The Karnataka High Court refused to grant bail to a government school primary teacher for reportedly sexually harassing a girl student studying in classes 4 to 6. Justice Umesh M. Adiga rejected the bail petition by the accused, observing that it might make parents hesitant to send their girl children to school.
“Because of the alleged behaviour of the petitioner, even the parents think twice about sending their girl child to the school. It may spoil the name, fame, and future of the said girl students. It is not a crime against the individual but a crime against society,” noted Justice Adiga.
Karnataka HC Denies Bail To Teacher
He added that the petitioner (accused) posed a threat to spoil the careers of the students, that he had threatened the students, and that he was not entitled to bail.
The accused has been working as an assistant teacher in a government primary school in Boragunte village for the past 6–7 years.

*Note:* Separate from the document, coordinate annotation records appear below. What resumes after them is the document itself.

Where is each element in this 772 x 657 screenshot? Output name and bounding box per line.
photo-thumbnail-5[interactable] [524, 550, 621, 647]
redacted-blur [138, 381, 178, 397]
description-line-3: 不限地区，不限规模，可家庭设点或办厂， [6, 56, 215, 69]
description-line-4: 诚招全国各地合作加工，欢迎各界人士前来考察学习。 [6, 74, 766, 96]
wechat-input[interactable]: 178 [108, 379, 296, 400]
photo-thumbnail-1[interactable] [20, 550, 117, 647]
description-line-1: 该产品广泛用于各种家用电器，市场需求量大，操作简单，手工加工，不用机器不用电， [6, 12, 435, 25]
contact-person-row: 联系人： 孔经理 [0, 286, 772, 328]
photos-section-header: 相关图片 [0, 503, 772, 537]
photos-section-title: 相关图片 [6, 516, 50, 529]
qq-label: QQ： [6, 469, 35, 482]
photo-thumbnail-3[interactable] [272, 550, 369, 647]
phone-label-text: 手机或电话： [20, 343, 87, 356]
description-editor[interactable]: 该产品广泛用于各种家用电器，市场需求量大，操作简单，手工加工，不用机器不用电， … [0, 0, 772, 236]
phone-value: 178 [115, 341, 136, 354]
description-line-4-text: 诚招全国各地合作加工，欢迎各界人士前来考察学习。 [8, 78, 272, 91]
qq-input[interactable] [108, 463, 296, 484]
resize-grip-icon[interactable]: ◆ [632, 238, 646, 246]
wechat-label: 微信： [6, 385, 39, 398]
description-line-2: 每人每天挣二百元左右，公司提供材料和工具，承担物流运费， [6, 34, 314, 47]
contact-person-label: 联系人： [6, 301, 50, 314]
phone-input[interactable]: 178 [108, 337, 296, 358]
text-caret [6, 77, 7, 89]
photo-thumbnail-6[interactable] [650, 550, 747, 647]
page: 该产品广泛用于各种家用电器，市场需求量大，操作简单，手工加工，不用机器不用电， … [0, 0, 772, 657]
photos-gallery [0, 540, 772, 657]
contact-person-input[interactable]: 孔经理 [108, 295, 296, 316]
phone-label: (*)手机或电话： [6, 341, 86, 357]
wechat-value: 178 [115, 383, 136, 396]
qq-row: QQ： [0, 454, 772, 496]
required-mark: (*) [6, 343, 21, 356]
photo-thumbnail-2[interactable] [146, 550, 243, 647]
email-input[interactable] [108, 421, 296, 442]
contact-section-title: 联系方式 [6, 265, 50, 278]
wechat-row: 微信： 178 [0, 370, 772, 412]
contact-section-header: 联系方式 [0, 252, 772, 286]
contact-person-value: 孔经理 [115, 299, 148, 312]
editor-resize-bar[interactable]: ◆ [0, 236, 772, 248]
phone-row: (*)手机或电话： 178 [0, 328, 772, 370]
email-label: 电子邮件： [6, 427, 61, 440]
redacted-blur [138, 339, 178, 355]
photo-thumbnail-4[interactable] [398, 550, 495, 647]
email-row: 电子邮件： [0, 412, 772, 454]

His illegal acts came to light after some villagers complained to the block officer, following which they visited the school and spoke to a girl student. Some minor girls who were between the ages of 8 and 11 opened up and said that the accused used to touch their private parts, talk to them in an obscene manner, ask them to touch his private parts and remove their dresses.
An FIR was filed under Sections 8 and 12 of the POCSO Act against the accused. His bail petition was quashed by a special court after the minor girls stated that the accused had been sexually harassing them to the police and to the magistrate.
The accused claimed that he was being falsely accused by the villagers because he objected to a villager’s petty shop on the school premises. However, he failed to produce any evidence to prove that the villager had illegally kept a petty shop inside the school.
Why Is Karnataka HC’s Ruling Laudable?
The Karnataka High Court’s ruling is refreshing and highly laudable because it’ll help society develop trust in the law. How many women hide the fact that they have been harassed in school, college, or at work just because their parents would restrict them from pursuing their education or career? Typical Indian parents, courtesy of internalised patriarchy, immediately confine their daughters inside their homes under the guise of protecting them. But what about the dreams and passions of the girls?
Our society is more focused on “protecting” women than holding the perpetrator accountable. They believe men will be men, and if women want to be safe, they need to avoid situations where they are prone to harassment. But how long will women be imprisoned just because potential attackers are out there in the public domain? When is society going to start telling boys how to behave instead of curbing girls’ freedom?
Girls are harassed at educational institutions, workplaces, public places, and even at home. When there is no place that’s completely safe for women, shouldn’t society address the real problem? Shouldn’t the focus be on holding perpetrators accountable, ensuring that the law punishes them swiftly, and naming and shaming them in society? Only that will instill fear in perpetrators and make them think twice before indulging in criminal acts.
By restricting girls’ constitutional rights to education, careers, etc., society will only go multiple steps backwards. Parents need to be ready to confront the perpetrator when their daughters complain of harassment.
While parents might not willingly curb their daughters’ freedom, they might do so because they believe that’s the only way to keep their daughters safe. But no! Speaking up against abuse and ensuring the perpetrators are penalised is the only way to provide a safe space for women. Considering all these factors and ensuring the girl’s future isn’t disrupted, the Karnataka HC’s ruling is appreciable!